In reality, currently denominations are pretty ineffective in starting churches. It really is much more effective, in general, when either individuals or local churches decide to start new churches. Let me give you an example of “Ideal.” Mississippi Blvd. Christian Church is a large church in Memphis. They do two things well. They are well-known for apprenticing and mentoring new leaders. MANY of their former staff (apprentices) have become successful church planters and church-growth pastors. And second, they are well-known for their commitment to church planting—which they do WELL. When they decide to plant a new church they raise up a leader from within and work with him/her for several years. Then, when they deem the person ready (and they’ve been well assessed through the years), the church commissions the new planter and “gifts” her/him with 50–60 of their very BEST church leaders, elders, teachers, evangelists, etc. to go and start the new church. These aren’t “Loaners”; these people are called to the new church plant and go to plant the new church with the new church planter. They are invested. And they invest. When Stacy Spencer was sent to start New Directions Christian Church, his first Sunday’s launch saw over 400 in attendance…and the numbers didn’t drop, like in most church plants. They just kept on going, and going, and going.

That’s Ideal.

 Response

Sometimes I wonder whether taking a group from an existing UMC would be helpful or not.  I fear the DNA that will come along with.

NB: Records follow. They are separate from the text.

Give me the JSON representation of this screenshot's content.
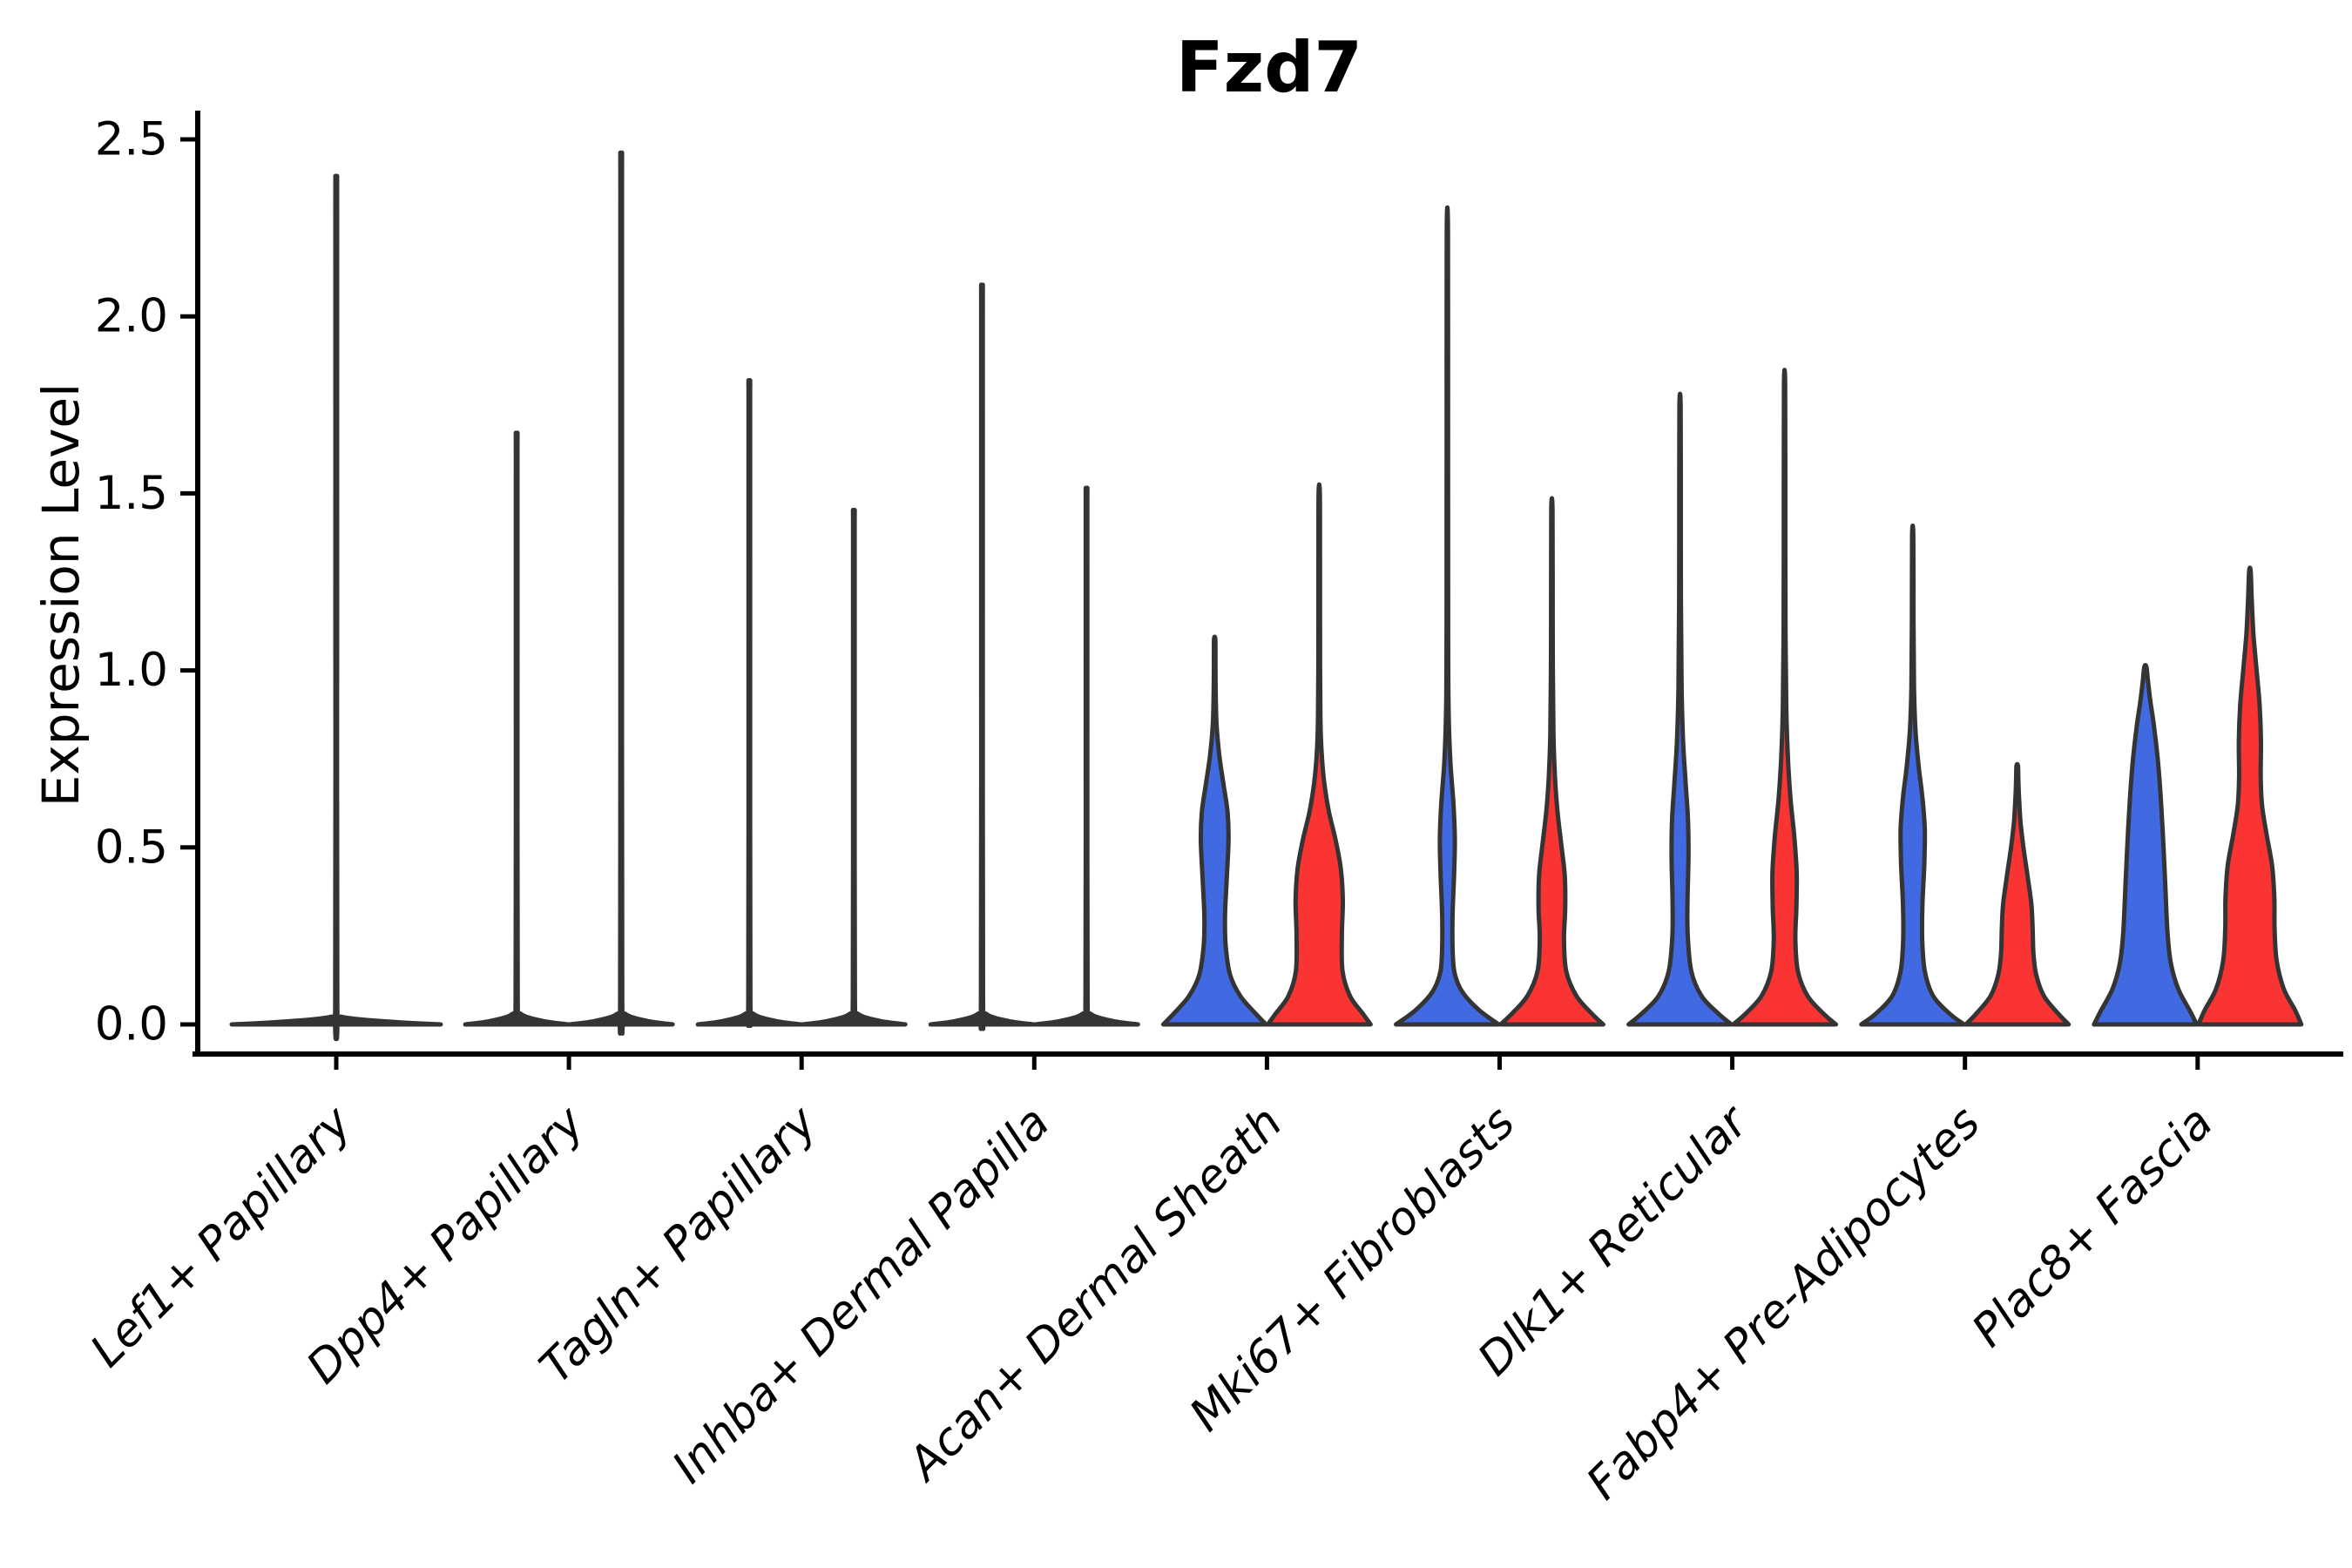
{
  "title": "Fzd7",
  "y_axis": {
    "label": "Expression Level",
    "tick_labels": [
      "0.0",
      "0.5",
      "1.0",
      "1.5",
      "2.0",
      "2.5"
    ],
    "tick_values": [
      0.0,
      0.5,
      1.0,
      1.5,
      2.0,
      2.5
    ],
    "range": [
      0.0,
      2.5
    ]
  },
  "x_axis": {
    "categories": [
      "Lef1+ Papillary",
      "Dpp4+ Papillary",
      "Tagln+ Papillary",
      "Inhba+ Dermal Papilla",
      "Acan+ Dermal Sheath",
      "Mki67+ Fibroblasts",
      "Dlk1+ Reticular",
      "Fabp4+ Pre-Adipocytes",
      "Plac8+ Fascia"
    ]
  },
  "style": {
    "blue": "#4169E1",
    "red": "#FA3333",
    "outline": "#343434",
    "spike_fill": "#343434",
    "background": "#ffffff",
    "text_color": "#000000"
  },
  "chart_data": {
    "type": "violin",
    "title": "Fzd7",
    "xlabel": "",
    "ylabel": "Expression Level",
    "ylim": [
      0.0,
      2.5
    ],
    "yticks": [
      0.0,
      0.5,
      1.0,
      1.5,
      2.0,
      2.5
    ],
    "grid": false,
    "legend": "none",
    "categories": [
      "Lef1+ Papillary",
      "Dpp4+ Papillary",
      "Tagln+ Papillary",
      "Inhba+ Dermal Papilla",
      "Acan+ Dermal Sheath",
      "Mki67+ Fibroblasts",
      "Dlk1+ Reticular",
      "Fabp4+ Pre-Adipocytes",
      "Plac8+ Fascia"
    ],
    "violins": [
      {
        "category_index": 0,
        "category": "Lef1+ Papillary",
        "position": "center",
        "color": "#343434",
        "max_expression": 2.34,
        "profile": [
          [
            0,
            1.0
          ],
          [
            0.008,
            0.5
          ],
          [
            0.022,
            0.05
          ],
          [
            0.05,
            0.01
          ],
          [
            1.17,
            0.008
          ],
          [
            2.3,
            0.008
          ],
          [
            2.34,
            0.007
          ]
        ]
      },
      {
        "category_index": 1,
        "category": "Dpp4+ Papillary",
        "position": "left",
        "color": "#343434",
        "max_expression": 1.64,
        "profile": [
          [
            0,
            1.0
          ],
          [
            0.01,
            0.5
          ],
          [
            0.03,
            0.08
          ],
          [
            0.07,
            0.02
          ],
          [
            0.82,
            0.016
          ],
          [
            1.6,
            0.016
          ],
          [
            1.64,
            0.013
          ]
        ]
      },
      {
        "category_index": 1,
        "category": "Dpp4+ Papillary",
        "position": "right",
        "color": "#343434",
        "max_expression": 2.41,
        "profile": [
          [
            0,
            1.0
          ],
          [
            0.01,
            0.5
          ],
          [
            0.03,
            0.08
          ],
          [
            0.07,
            0.02
          ],
          [
            1.2,
            0.016
          ],
          [
            2.36,
            0.016
          ],
          [
            2.41,
            0.013
          ]
        ]
      },
      {
        "category_index": 2,
        "category": "Tagln+ Papillary",
        "position": "left",
        "color": "#343434",
        "max_expression": 1.79,
        "profile": [
          [
            0,
            1.0
          ],
          [
            0.01,
            0.5
          ],
          [
            0.03,
            0.08
          ],
          [
            0.07,
            0.02
          ],
          [
            0.9,
            0.016
          ],
          [
            1.74,
            0.016
          ],
          [
            1.79,
            0.013
          ]
        ]
      },
      {
        "category_index": 2,
        "category": "Tagln+ Papillary",
        "position": "right",
        "color": "#343434",
        "max_expression": 1.43,
        "profile": [
          [
            0,
            1.0
          ],
          [
            0.01,
            0.5
          ],
          [
            0.03,
            0.08
          ],
          [
            0.07,
            0.02
          ],
          [
            0.72,
            0.016
          ],
          [
            1.39,
            0.016
          ],
          [
            1.43,
            0.013
          ]
        ]
      },
      {
        "category_index": 3,
        "category": "Inhba+ Dermal Papilla",
        "position": "left",
        "color": "#343434",
        "max_expression": 2.05,
        "profile": [
          [
            0,
            1.0
          ],
          [
            0.01,
            0.5
          ],
          [
            0.03,
            0.08
          ],
          [
            0.07,
            0.02
          ],
          [
            1.02,
            0.016
          ],
          [
            2.0,
            0.016
          ],
          [
            2.05,
            0.013
          ]
        ]
      },
      {
        "category_index": 3,
        "category": "Inhba+ Dermal Papilla",
        "position": "right",
        "color": "#343434",
        "max_expression": 1.49,
        "profile": [
          [
            0,
            1.0
          ],
          [
            0.01,
            0.5
          ],
          [
            0.03,
            0.08
          ],
          [
            0.07,
            0.02
          ],
          [
            0.75,
            0.016
          ],
          [
            1.45,
            0.016
          ],
          [
            1.49,
            0.013
          ]
        ]
      },
      {
        "category_index": 4,
        "category": "Acan+ Dermal Sheath",
        "position": "left",
        "color": "#4169E1",
        "max_expression": 1.09,
        "profile": [
          [
            0,
            1.0
          ],
          [
            0.03,
            0.8
          ],
          [
            0.08,
            0.5
          ],
          [
            0.14,
            0.3
          ],
          [
            0.22,
            0.215
          ],
          [
            0.3,
            0.2
          ],
          [
            0.4,
            0.23
          ],
          [
            0.52,
            0.27
          ],
          [
            0.6,
            0.25
          ],
          [
            0.68,
            0.17
          ],
          [
            0.76,
            0.09
          ],
          [
            0.85,
            0.035
          ],
          [
            0.95,
            0.018
          ],
          [
            1.05,
            0.015
          ],
          [
            1.09,
            0.012
          ]
        ]
      },
      {
        "category_index": 4,
        "category": "Acan+ Dermal Sheath",
        "position": "right",
        "color": "#FA3333",
        "max_expression": 1.5,
        "profile": [
          [
            0,
            1.0
          ],
          [
            0.03,
            0.85
          ],
          [
            0.08,
            0.6
          ],
          [
            0.15,
            0.455
          ],
          [
            0.25,
            0.44
          ],
          [
            0.35,
            0.46
          ],
          [
            0.44,
            0.42
          ],
          [
            0.52,
            0.32
          ],
          [
            0.6,
            0.19
          ],
          [
            0.68,
            0.1
          ],
          [
            0.76,
            0.05
          ],
          [
            0.85,
            0.025
          ],
          [
            1.0,
            0.017
          ],
          [
            1.3,
            0.015
          ],
          [
            1.5,
            0.012
          ]
        ]
      },
      {
        "category_index": 5,
        "category": "Mki67+ Fibroblasts",
        "position": "left",
        "color": "#4169E1",
        "max_expression": 2.24,
        "profile": [
          [
            0,
            1.0
          ],
          [
            0.04,
            0.62
          ],
          [
            0.09,
            0.3
          ],
          [
            0.14,
            0.15
          ],
          [
            0.2,
            0.105
          ],
          [
            0.3,
            0.1
          ],
          [
            0.42,
            0.13
          ],
          [
            0.52,
            0.145
          ],
          [
            0.62,
            0.12
          ],
          [
            0.74,
            0.06
          ],
          [
            0.88,
            0.025
          ],
          [
            1.1,
            0.016
          ],
          [
            1.7,
            0.014
          ],
          [
            2.24,
            0.012
          ]
        ]
      },
      {
        "category_index": 5,
        "category": "Mki67+ Fibroblasts",
        "position": "right",
        "color": "#FA3333",
        "max_expression": 1.46,
        "profile": [
          [
            0,
            1.0
          ],
          [
            0.03,
            0.78
          ],
          [
            0.08,
            0.48
          ],
          [
            0.15,
            0.28
          ],
          [
            0.24,
            0.235
          ],
          [
            0.33,
            0.26
          ],
          [
            0.42,
            0.25
          ],
          [
            0.5,
            0.19
          ],
          [
            0.6,
            0.11
          ],
          [
            0.7,
            0.06
          ],
          [
            0.82,
            0.03
          ],
          [
            1.0,
            0.018
          ],
          [
            1.25,
            0.015
          ],
          [
            1.46,
            0.012
          ]
        ]
      },
      {
        "category_index": 6,
        "category": "Dlk1+ Reticular",
        "position": "left",
        "color": "#4169E1",
        "max_expression": 1.75,
        "profile": [
          [
            0,
            1.0
          ],
          [
            0.03,
            0.75
          ],
          [
            0.08,
            0.42
          ],
          [
            0.15,
            0.22
          ],
          [
            0.25,
            0.15
          ],
          [
            0.35,
            0.145
          ],
          [
            0.47,
            0.165
          ],
          [
            0.58,
            0.155
          ],
          [
            0.68,
            0.11
          ],
          [
            0.8,
            0.06
          ],
          [
            0.95,
            0.03
          ],
          [
            1.2,
            0.017
          ],
          [
            1.5,
            0.015
          ],
          [
            1.75,
            0.012
          ]
        ]
      },
      {
        "category_index": 6,
        "category": "Dlk1+ Reticular",
        "position": "right",
        "color": "#FA3333",
        "max_expression": 1.81,
        "profile": [
          [
            0,
            1.0
          ],
          [
            0.03,
            0.76
          ],
          [
            0.08,
            0.45
          ],
          [
            0.15,
            0.26
          ],
          [
            0.24,
            0.21
          ],
          [
            0.33,
            0.23
          ],
          [
            0.43,
            0.235
          ],
          [
            0.53,
            0.19
          ],
          [
            0.63,
            0.12
          ],
          [
            0.74,
            0.07
          ],
          [
            0.88,
            0.035
          ],
          [
            1.1,
            0.018
          ],
          [
            1.5,
            0.015
          ],
          [
            1.81,
            0.012
          ]
        ]
      },
      {
        "category_index": 7,
        "category": "Fabp4+ Pre-Adipocytes",
        "position": "left",
        "color": "#4169E1",
        "max_expression": 1.38,
        "profile": [
          [
            0,
            1.0
          ],
          [
            0.03,
            0.72
          ],
          [
            0.08,
            0.4
          ],
          [
            0.15,
            0.235
          ],
          [
            0.24,
            0.185
          ],
          [
            0.34,
            0.19
          ],
          [
            0.45,
            0.225
          ],
          [
            0.55,
            0.235
          ],
          [
            0.64,
            0.19
          ],
          [
            0.73,
            0.115
          ],
          [
            0.83,
            0.055
          ],
          [
            0.95,
            0.025
          ],
          [
            1.15,
            0.016
          ],
          [
            1.38,
            0.012
          ]
        ]
      },
      {
        "category_index": 7,
        "category": "Fabp4+ Pre-Adipocytes",
        "position": "right",
        "color": "#FA3333",
        "max_expression": 0.73,
        "profile": [
          [
            0,
            1.0
          ],
          [
            0.03,
            0.8
          ],
          [
            0.08,
            0.52
          ],
          [
            0.14,
            0.37
          ],
          [
            0.2,
            0.315
          ],
          [
            0.27,
            0.3
          ],
          [
            0.34,
            0.275
          ],
          [
            0.42,
            0.2
          ],
          [
            0.5,
            0.12
          ],
          [
            0.57,
            0.065
          ],
          [
            0.64,
            0.035
          ],
          [
            0.69,
            0.022
          ],
          [
            0.73,
            0.015
          ]
        ]
      },
      {
        "category_index": 8,
        "category": "Plac8+ Fascia",
        "position": "left",
        "color": "#4169E1",
        "max_expression": 1.01,
        "profile": [
          [
            0,
            1.0
          ],
          [
            0.04,
            0.86
          ],
          [
            0.1,
            0.64
          ],
          [
            0.17,
            0.5
          ],
          [
            0.25,
            0.435
          ],
          [
            0.35,
            0.4
          ],
          [
            0.45,
            0.37
          ],
          [
            0.55,
            0.335
          ],
          [
            0.65,
            0.295
          ],
          [
            0.75,
            0.24
          ],
          [
            0.84,
            0.17
          ],
          [
            0.91,
            0.1
          ],
          [
            0.97,
            0.05
          ],
          [
            1.01,
            0.02
          ]
        ]
      },
      {
        "category_index": 8,
        "category": "Plac8+ Fascia",
        "position": "right",
        "color": "#FA3333",
        "max_expression": 1.28,
        "profile": [
          [
            0,
            1.0
          ],
          [
            0.04,
            0.88
          ],
          [
            0.1,
            0.66
          ],
          [
            0.18,
            0.52
          ],
          [
            0.27,
            0.48
          ],
          [
            0.36,
            0.475
          ],
          [
            0.45,
            0.43
          ],
          [
            0.54,
            0.32
          ],
          [
            0.62,
            0.235
          ],
          [
            0.7,
            0.21
          ],
          [
            0.8,
            0.215
          ],
          [
            0.9,
            0.19
          ],
          [
            1.0,
            0.13
          ],
          [
            1.1,
            0.07
          ],
          [
            1.2,
            0.035
          ],
          [
            1.28,
            0.015
          ]
        ]
      }
    ]
  }
}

 Our annual conference just pulled the plug on a new church start not too far from where I live.  The planting pastor was frustrated about the lack of support from other UMCs in the area.  Other UMCs wouldn't even share names and addresses of visitors, let alone give them people.

Response from Bill Tenny-Brittian

[Bill] Here’s the key difference between getting a core from local “churches” and from the Mother Church (such as Mississippi Blvd. Christian). The folks who come from Mississippi Blvd. are (1) KEY leaders. They’re not the rejects. Not the disenfranchised. Not the looking for something different. They’re trained leaders who are as committed to the new church plant as the pastor is. They’re there to make it happen. (2) These leaders already carry a healthy DNA. They are committed to “whatever it takes,” even to the point of leaving a church they love in order to start a new, effective church in another part of town. Some of the leaders actually begin going to this church and have to drive past Mississippi Blvd to get to the new church plant. THAT’S a DNA I would want in my church.

Let’s face it, the Pastor Developer (PD) model, as practiced by most mainline churches, has reached its “End of Life” (a Microsoft term meaning it’s past its usefulness and will no longer be supported…think FrontPage). Gathering a core of “Christians” from other churches…often a borrowed core…does indeed bring a polluted DNA. The fact that the pastor of the closed church start was “frustrated about the lack of support from other UMCs in the area” is pretty indicative of the Mainline PD model. Instead of focusing on reaching the unreached, the pastor was most likely focused on trying to build a “core” group from existing Christians. That almost never works anymore. Again, we have to look at Matthew 10 and Luke 10 to get a clue about what kind of church planting works in a pre-Christian era. You go to a town with a team (like, 2 people as a team) and you raise up new leaders from the harvest. You don’t go door-to-door looking for already-Christians to build with. Besides, new converts are way more effective evangelists and come with way less baggage. And we look at passages like Acts 16:13: go to where the spiritually hungry are and build a core from the harvest there. Either way, the future of church planting isn’t patching together a team of barely-committed Christendom retreads and launching a “cool” worship service. The future of church planting is found in the models of the past. Notice I wrote models. There is no one best model. And even the PD model can work in some situations…but not likely in the Bay Area where there are far fewer committed and practicing Christians per capita than almost anywhere else. With that said, though, most of the effective church plants today are focusing on small groups, prayer, and evangelism.